NOTE 10 — CONCENTRATIONS

Revenue from laser systems, the Company’s core product, which includes the iPlus, MDX, MD Turbo, and Epic, comprised 69%, 74%, and 79% of total net revenues for the years ended December 31, 2013, 2012, and 2011, respectively. Revenue from consumables and other, which are primarily related to laser systems, comprised 12%, 10%, and 11% of total revenue for the same periods. Revenue from imaging systems comprised 8%, 6%, and 0% of total net revenue for the same periods. Revenue from services, which are primarily related to laser systems, comprised 11%, 10%, and 9% of total net revenue for the same periods. Revenue from license fees and royalties comprised 0%, 0%, and 1% of total net revenue for the same periods.

Approximately 5%, 3%, and 19% of the Company’s revenue in 2013, 2012, and 2011, respectively, was generated through sales to HSIC worldwide.

The Company maintains its cash and cash equivalent accounts with established commercial banks. Such cash deposits periodically exceed the Federal Deposit Insurance Corporation insured limit.

No individual customer represented more than 10% of the Company’s accounts receivable at December 31, 2013 and 2012.
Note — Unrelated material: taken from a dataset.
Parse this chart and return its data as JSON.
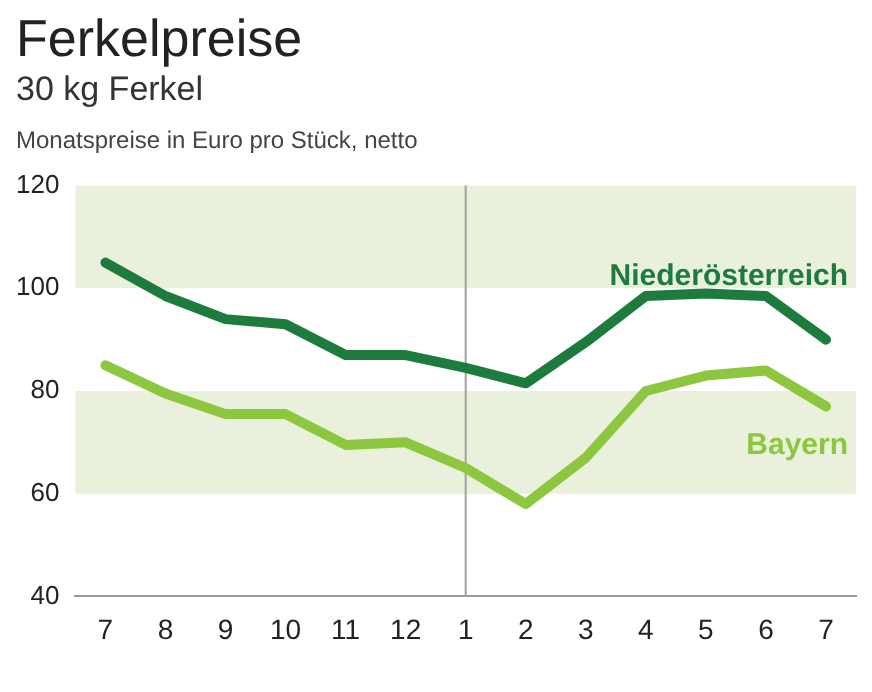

The Company currently purchases certain key components of its products from single suppliers. Although there are a limited number of manufacturers of these key components, management believes that other suppliers could provide similar key components on comparable terms. A change in suppliers, however, could cause delays in manufacturing and a possible loss of sales, which could adversely affect the Company’s results of operations.